A las cuatro de la mañana nos informan que Cata será internada. Me acerco a ella y le acomodo el pelo. Me mira con los ojos hinchados de tanto llorar, agotada. Me dice apenas un susurro: “¿Me vas a acompañar?”. Le tomo la mano. “Siempre”, respondo. Es lo único que puedo asegurar, lo único que no admite duda. Todo lo demás es incertidumbre.
Cuando finalmente la internan, la habitación es mínima, casi vacía, con una luz tenue que pretende ser cálida pero solo proyecta cansancio. La enfermera le pide que entregue sus pertenencias: sin cordones, sin pulseras, sin elementos que puedan lastimarla. Un ritual doloroso, pero necesario. La veo entregarlo todo como quien se rinde, pero sé que no es rendición: es agotamiento, es desesperación, es un pedido de auxilio.
En los días siguientes comienzo a recorrer el sistema de salud mental de nuestra mutualista desde adentro, ese territorio opaco que solo conocen quienes llegan empujados por la urgencia. Falta de psiquiatras, falta de camas, falta de protocolos claros, falta de acompañamiento familiar, falta de recursos. Y aun así, profesionales que ponen el cuerpo, que se sientan en el piso junto a una adolescente para decirle que vale la pena luchar. Pero también instituciones que judicializan antes de contener, que se escudan en normas en vez de construir redes reales de cuidado.
Cata pasa de la crisis aguda a una calma frágil, sostenida por medicamentos y por un equipo reducido pero comprometido. Cada tarde llevo libros, dibujos, ropa. Cada tarde vuelvo con preguntas que nadie puede responder: ¿por qué el sistema reacciona cuando ya es tarde? ¿por qué las madres tenemos que convertirnos en especialistas para que nuestros hijos no se pierdan? ¿por qué la salud mental adolescente sigue siendo un tabú?
Un día, Cata me abraza. Fuerte, como hacía años no lo hacía. “Quiero volver a intentar”, me dice. Y esas palabras, simples pero enormes, abren una grieta de luz.

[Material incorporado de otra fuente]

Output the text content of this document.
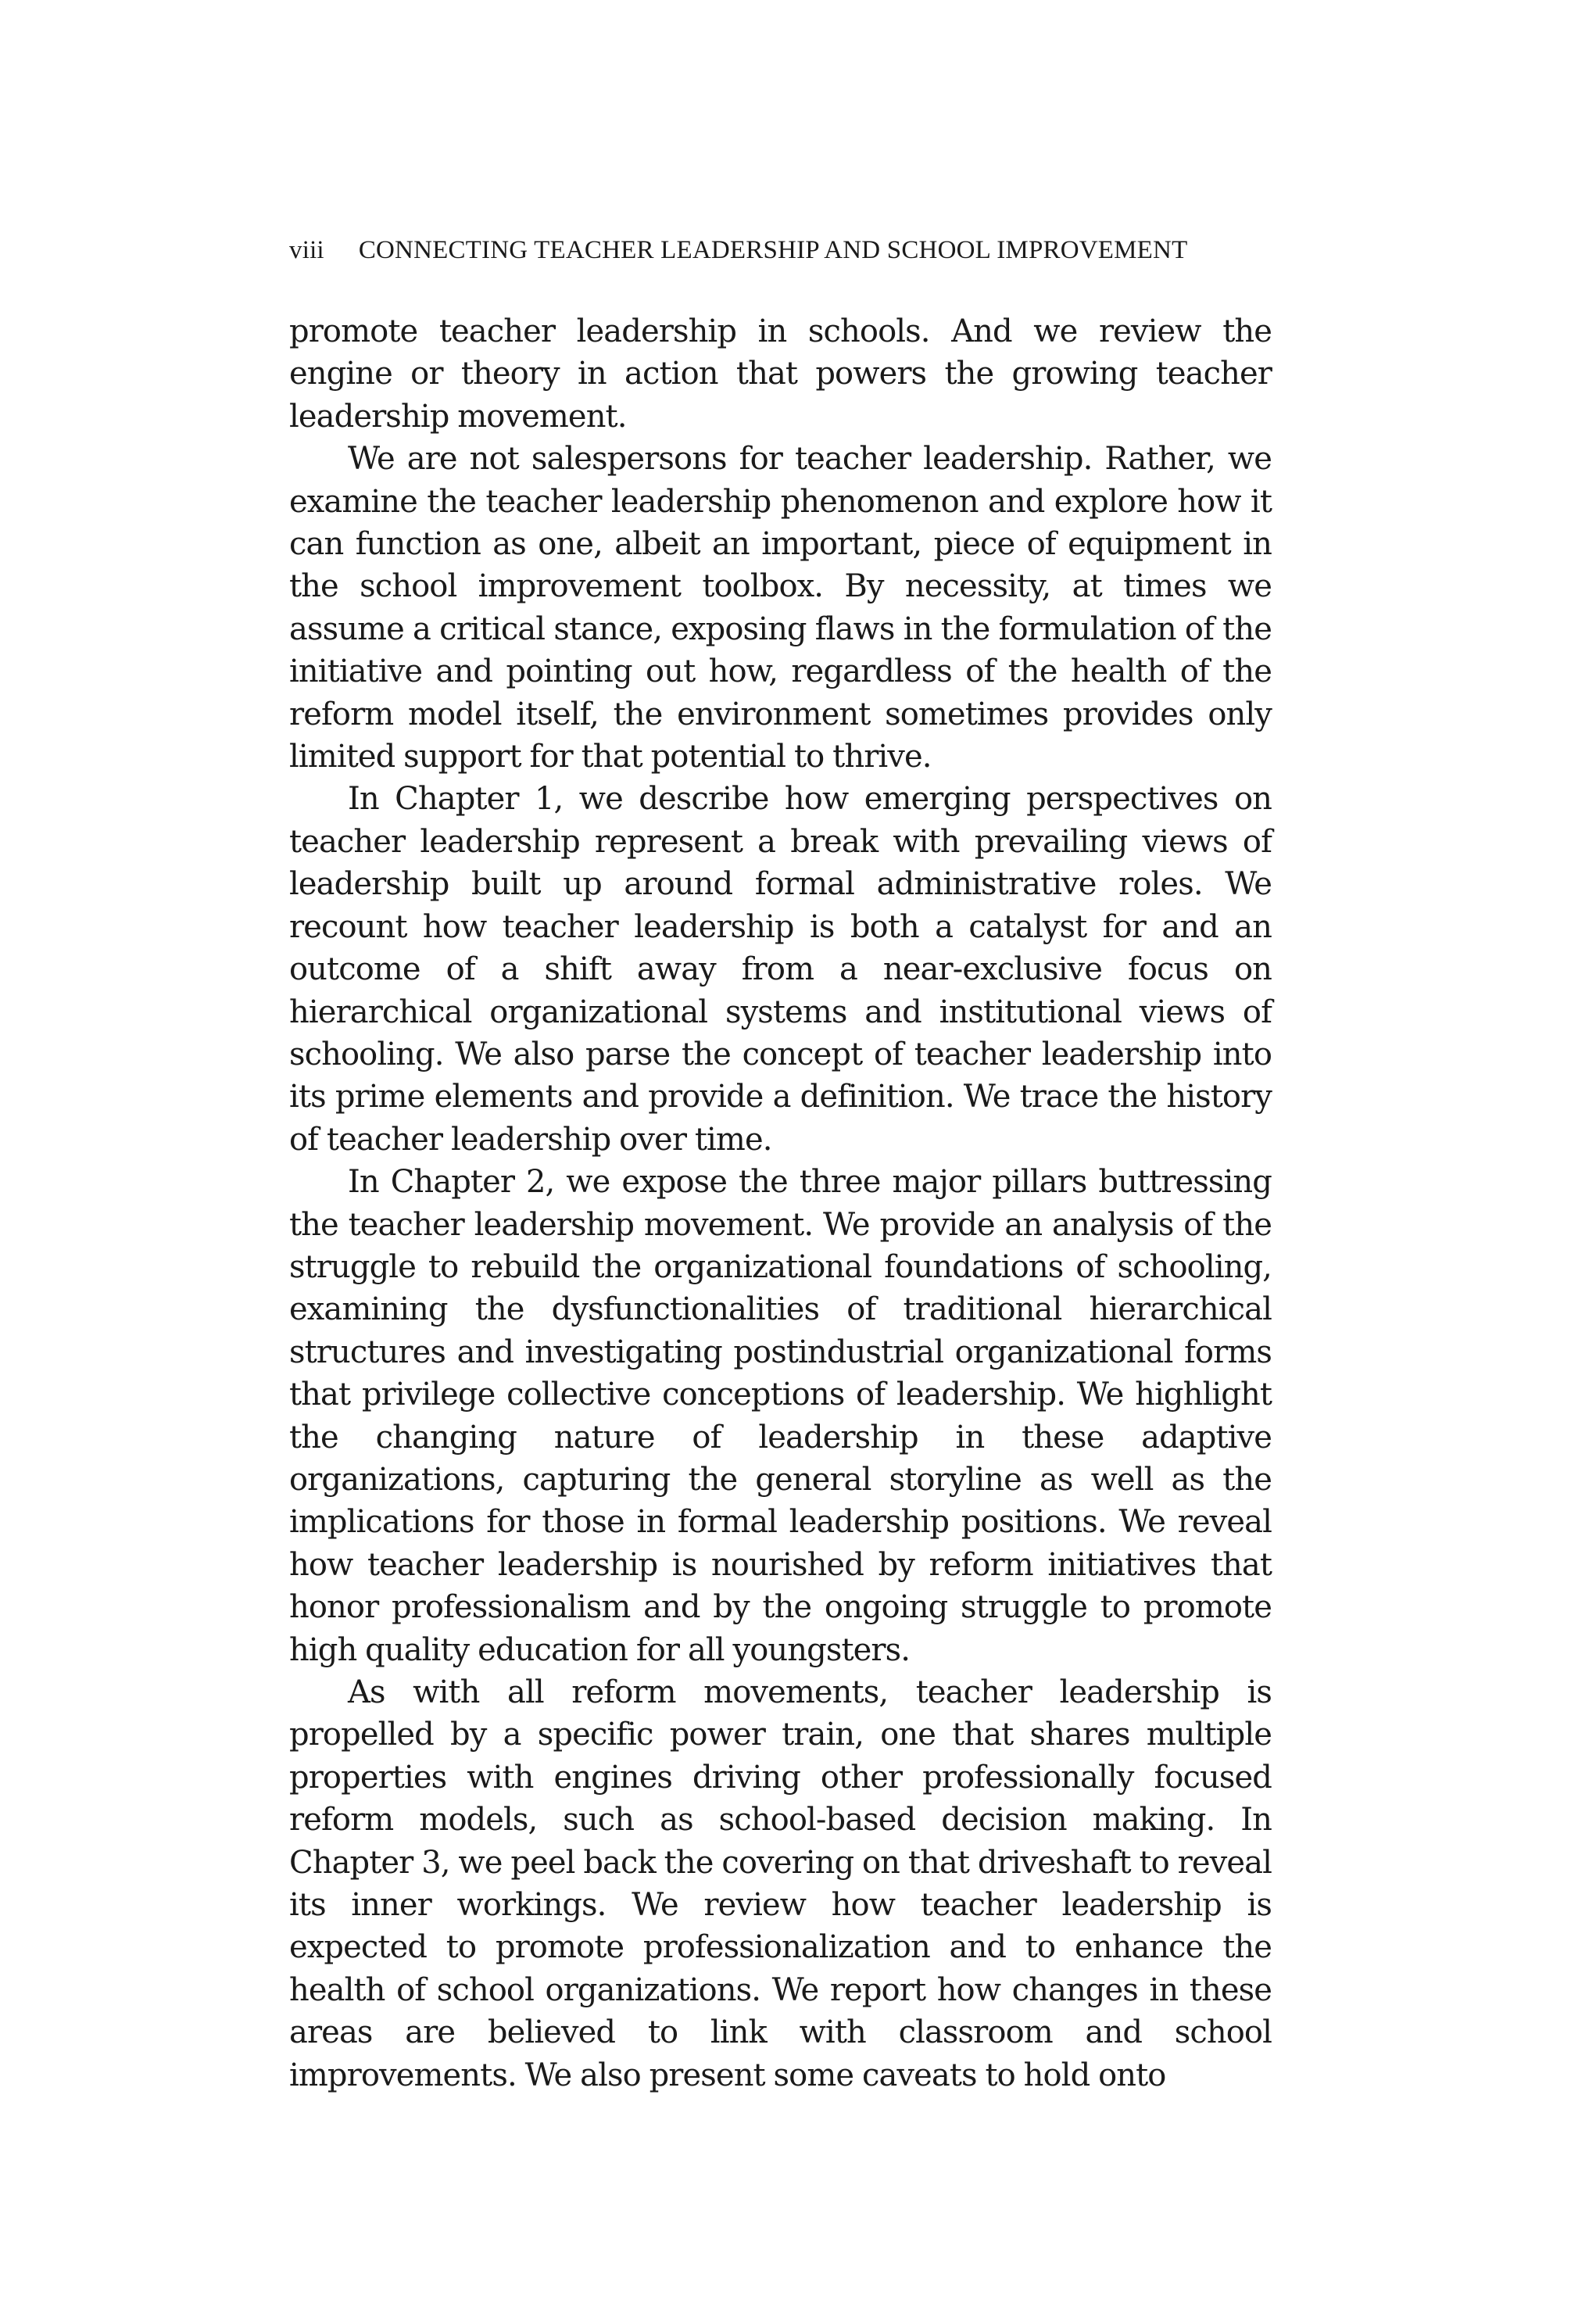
viii CONNECTING TEACHER LEADERSHIP AND SCHOOL IMPROVEMENT

promote teacher leadership in schools. And we review the engine or theory in action that powers the growing teacher leadership movement.

We are not salespersons for teacher leadership. Rather, we examine the teacher leadership phenomenon and explore how it can function as one, albeit an important, piece of equipment in the school improvement toolbox. By necessity, at times we assume a critical stance, exposing flaws in the formulation of the initiative and pointing out how, regardless of the health of the reform model itself, the environment sometimes provides only limited support for that potential to thrive.

In Chapter 1, we describe how emerging perspectives on teacher leadership represent a break with prevailing views of leadership built up around formal administrative roles. We recount how teacher leadership is both a catalyst for and an outcome of a shift away from a near-exclusive focus on hierarchical organizational systems and institutional views of schooling. We also parse the concept of teacher leadership into its prime elements and provide a definition. We trace the history of teacher leadership over time.

In Chapter 2, we expose the three major pillars buttressing the teacher leadership movement. We provide an analysis of the struggle to rebuild the organizational foundations of schooling, examining the dysfunctionalities of traditional hierarchical structures and investigating postindustrial organizational forms that privilege collective conceptions of leadership. We highlight the changing nature of leadership in these adaptive organizations, capturing the general storyline as well as the implications for those in formal leadership positions. We reveal how teacher leadership is nourished by reform initiatives that honor professionalism and by the ongoing struggle to promote high quality education for all youngsters.

As with all reform movements, teacher leadership is propelled by a specific power train, one that shares multiple properties with engines driving other professionally focused reform models, such as school-based decision making. In Chapter 3, we peel back the covering on that driveshaft to reveal its inner workings. We review how teacher leadership is expected to promote professionalization and to enhance the health of school organizations. We report how changes in these areas are believed to link with classroom and school improvements. We also present some caveats to hold onto
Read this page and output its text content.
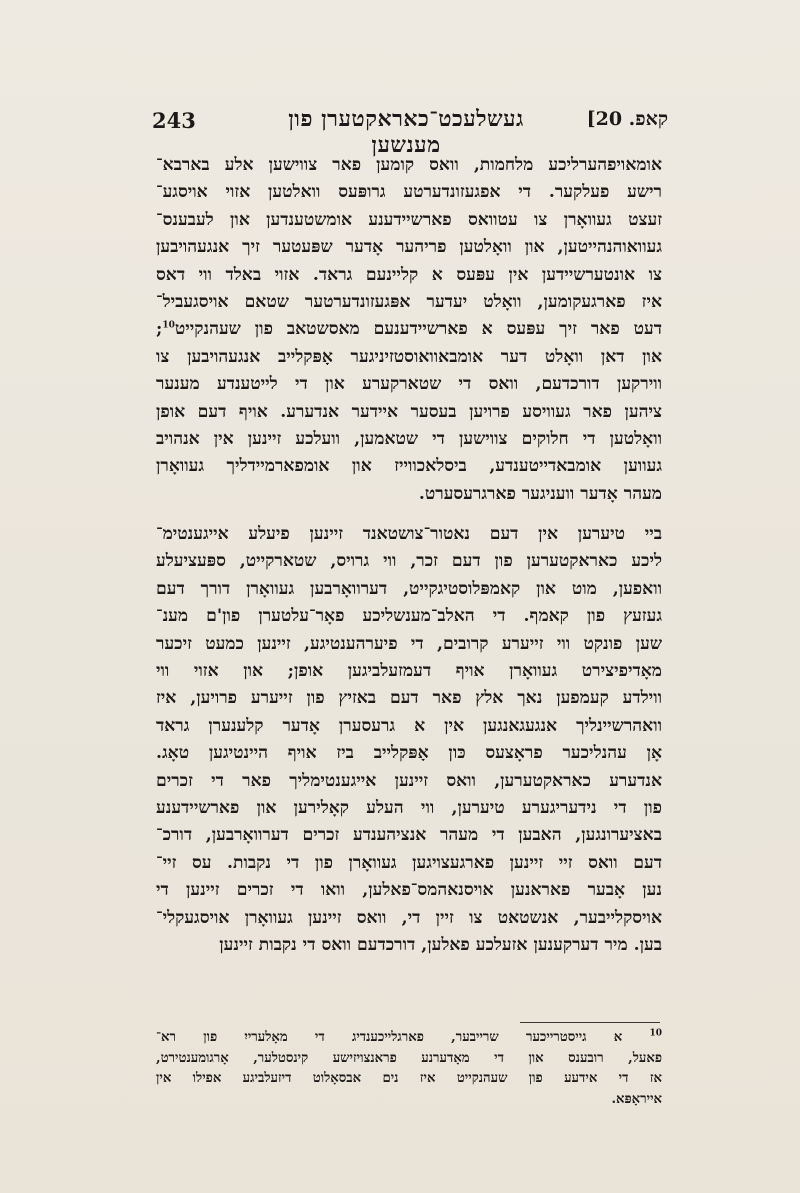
243	געשלעכט־כאראקטערן פון מענשען
קאפ. 20]
אומאויפהערליכע מלחמות, וואס קומען פאר צווישען אלע בארבא־
רישע פעלקער. די אפגעזונדערטע גרופּעס וואלטען אזוי אויסגע־
זעצט געוואָרן צו עטוואס פארשיידענע אומשטענדען און לעבענס־
געוואוהנהייטען, און וואָלטען פריהער אָדער שפּעטער זיך אנגעהויבען
צו אונטערשיידען אין עפּעס א קליינעם גראד. אזוי באלד ווי דאס
איז פארגעקומען, וואָלט יעדער אפּגעזונדערטער שטאם אויסגעביל־
דעט פאר זיך עפּעס א פארשיידענעם מאסשטאב פון שעהנקייט$^{10}$;
און דאן וואָלט דער אומבאוואוסטזיניגער אָפּקלייב אנגעהויבען צו
ווירקען דורכדעם, וואס די שטארקערע און די לייטענדע מענער
ציהען פאר געוויסע פרויען בעסער איידער אנדערע. אויף דעם אופן
וואָלטען די חלוקים צווישען די שטאמען, וועלכע זיינען אין אנהויב
געווען אומבאדייטענדע, ביסלאכווייז און אומפארמיידליך געוואָרן
מעהר אָדער וועניגער פארגרעסערט.
ביי טיערען אין דעם נאטור־צושטאנד זיינען פיעלע אייגענטימ־
ליכע כאראקטערען פון דעם זכר, ווי גרויס, שטארקייט, ספּעציעלע
וואפען, מוט און קאמפּלוסטיגקייט, דערוואָרבען געוואָרן דורך דעם
געזעץ פון קאמף. די האלב־מענשליכע פאָר־עלטערן פון'ם מענ־
שען פונקט ווי זייערע קרובים, די פיערהענטיגע, זיינען כמעט זיכער
מאָדיפיצירט געוואָרן אויף דעמזעלביגען אופן; און אזוי ווי
ווילדע קעמפען נאך אלץ פאר דעם באזיץ פון זייערע פרויען, איז
וואהרשיינליך אנגעגאנגען אין א גרעסערן אָדער קלענערן גראד
אָן עהנליכער פראָצעס כּון אָפּקלייב ביז אויף היינטיגען טאָג.
אנדערע כאראקטערען, וואס זיינען אייגענטימליך פאר די זכרים
פון די נידעריגערע טיערען, ווי העלע קאָלירען און פארשיידענע
באציערונגען, האבען די מעהר אנציהענדע זכרים דערוואָרבען, דורכ־
דעם וואס זיי זיינען פארגעצויגען געוואָרן פון די נקבות. עס זיי־
נען אָבער פאראנען אויסנאהמס־פאלען, וואו די זכרים זיינען די
אויסקלייבער, אנשטאט צו זיין די, וואס זיינען געוואָרן אויסגעקלי־
בען. מיר דערקענען אזעלכע פאלען, דורכדעם וואס די נקבות זיינען
$^{10}$ א גייסטרייכער שרייבער, פארגלייכענדיג די מאָלערייִ פון רא־
פאעל, רובענס און די מאָדערנע פראנצויזישע קינסטלער, אָרגומענטירט,
אז די אידעע פון שעהנקייט איז נים אבסאָלוט דיזעלביגע אפילו אין
אייראָפּא.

Esta no es una historia cerrada. No es un final ni una moraleja. Es el retrato —íntimo, doloroso y universal— de miles de familias que atraviesan la misma batalla silenciosa. La salud mental adolescente no puede seguir siendo un problema privado; necesita políticas públicas, prevención, recursos, escucha, presencia del Estado y de la comunidad.
Porque el suicidio no es un acto individual: es el síntoma extremo de un sistema que falla. Y mientras la sociedad siga mirando para otro lado, madres como yo seguiremos gritando por ayuda en un desierto. Pero seguiremos igual, porque en estas batallas la única derrota posible es dejar de luchar.